Cruel été pour le poker en ligne français
L’été 2012 aura été cruel pour le poker en ligne français et confirme les pires scénarios prédits par les plus pessimistes il y a deux ans lorsque le marché des jeux en ligne français s’ouvrait à grandes pompes. Les fermetures récemment annoncées par Winga, Chilipoker, Titan, Tranchant et la décision de Poker Leaders de finalement ne pas se lancer sur le marché sont comme des clous enfoncés un par un et avec une inéluctabilité attristante sur le cercueil de l’igaming en France.

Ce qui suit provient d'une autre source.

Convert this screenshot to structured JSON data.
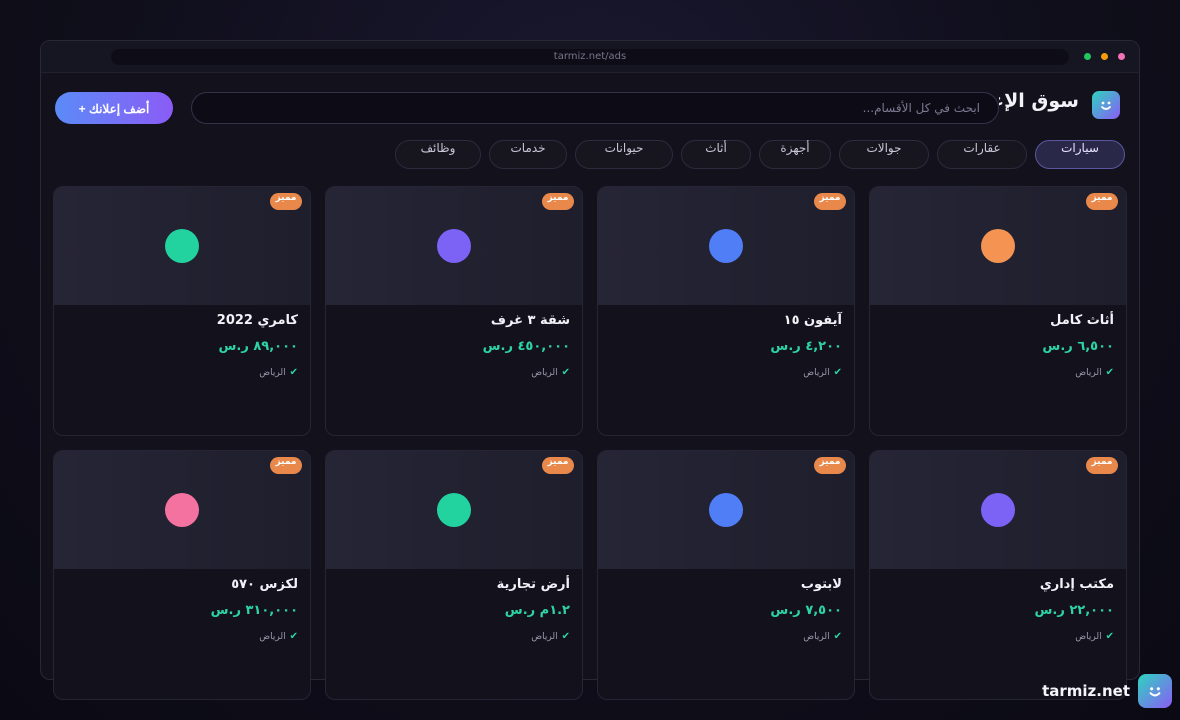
{
  "browser": {
    "url": "tarmiz.net/ads",
    "window_dots": [
      "#22c55e",
      "#f59e0b",
      "#f472b6"
    ]
  },
  "header": {
    "title": "سوق الإعلانات",
    "search_placeholder": "ابحث في كل الأقسام...",
    "add_button": "أضف إعلانك +"
  },
  "categories": [
    {
      "label": "سيارات",
      "active": true
    },
    {
      "label": "عقارات",
      "active": false
    },
    {
      "label": "جوالات",
      "active": false
    },
    {
      "label": "أجهزة",
      "active": false
    },
    {
      "label": "أثاث",
      "active": false
    },
    {
      "label": "حيوانات",
      "active": false
    },
    {
      "label": "خدمات",
      "active": false
    },
    {
      "label": "وظائف",
      "active": false
    }
  ],
  "listings": [
    {
      "title": "أثاث كامل",
      "price": "٦,٥٠٠ ر.س",
      "location": "الرياض",
      "badge": "مميز",
      "color": "#f59452"
    },
    {
      "title": "آيفون ١٥",
      "price": "٤,٢٠٠ ر.س",
      "location": "الرياض",
      "badge": "مميز",
      "color": "#4f7ef7"
    },
    {
      "title": "شقة ٣ غرف",
      "price": "٤٥٠,٠٠٠ ر.س",
      "location": "الرياض",
      "badge": "مميز",
      "color": "#7c62f5"
    },
    {
      "title": "كامري 2022",
      "price": "٨٩,٠٠٠ ر.س",
      "location": "الرياض",
      "badge": "مميز",
      "color": "#22d3a0"
    },
    {
      "title": "مكتب إداري",
      "price": "٢٢,٠٠٠ ر.س",
      "location": "الرياض",
      "badge": "مميز",
      "color": "#7c62f5"
    },
    {
      "title": "لابتوب",
      "price": "٧,٥٠٠ ر.س",
      "location": "الرياض",
      "badge": "مميز",
      "color": "#4f7ef7"
    },
    {
      "title": "أرض تجارية",
      "price": "١.٢م ر.س",
      "location": "الرياض",
      "badge": "مميز",
      "color": "#22d3a0"
    },
    {
      "title": "لكزس ٥٧٠",
      "price": "٣١٠,٠٠٠ ر.س",
      "location": "الرياض",
      "badge": "مميز",
      "color": "#f472a0"
    }
  ],
  "branding": {
    "text": "tarmiz.net"
  },
  "icons": {
    "logo": "smile-icon",
    "location_check": "check-icon"
  }
}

Comme dans tout marché s’ouvrant à la concurrence, le terme ‘ouverture’ est assez bizarre lorsque l’on considère que la France était un marché très actif bien avant mai 2010 – après une période d’effervescence lors de laquelle un nombre de nouveaux entrants tentent de développer leur activité, il y aura toujours une période de consolidation comme celle que nous traversons à l’heure actuelle.
D’autres facteurs ont pesé dans la balance, tels le manque d’activité de la part des réseaux Playtech et Microgaming ou d’opérateurs importants comme 888, comme le mentionnait Georges Djen de Poker Xtrem dans une interview récente, 888 a une fois de plus confirmé le désintérêt de la société pour le marché français en des termes qui ne laissent aucun doute sur les raisons de son profil bas : « Nous n’avons aucun plan de retrait du marché, cependant les conditions actuelles ne nous intéressent pas. Nous attendons un système de taxation réaliste, » a déclaré Gareth Edwards, directeur marketing de 888 au site Pokernews.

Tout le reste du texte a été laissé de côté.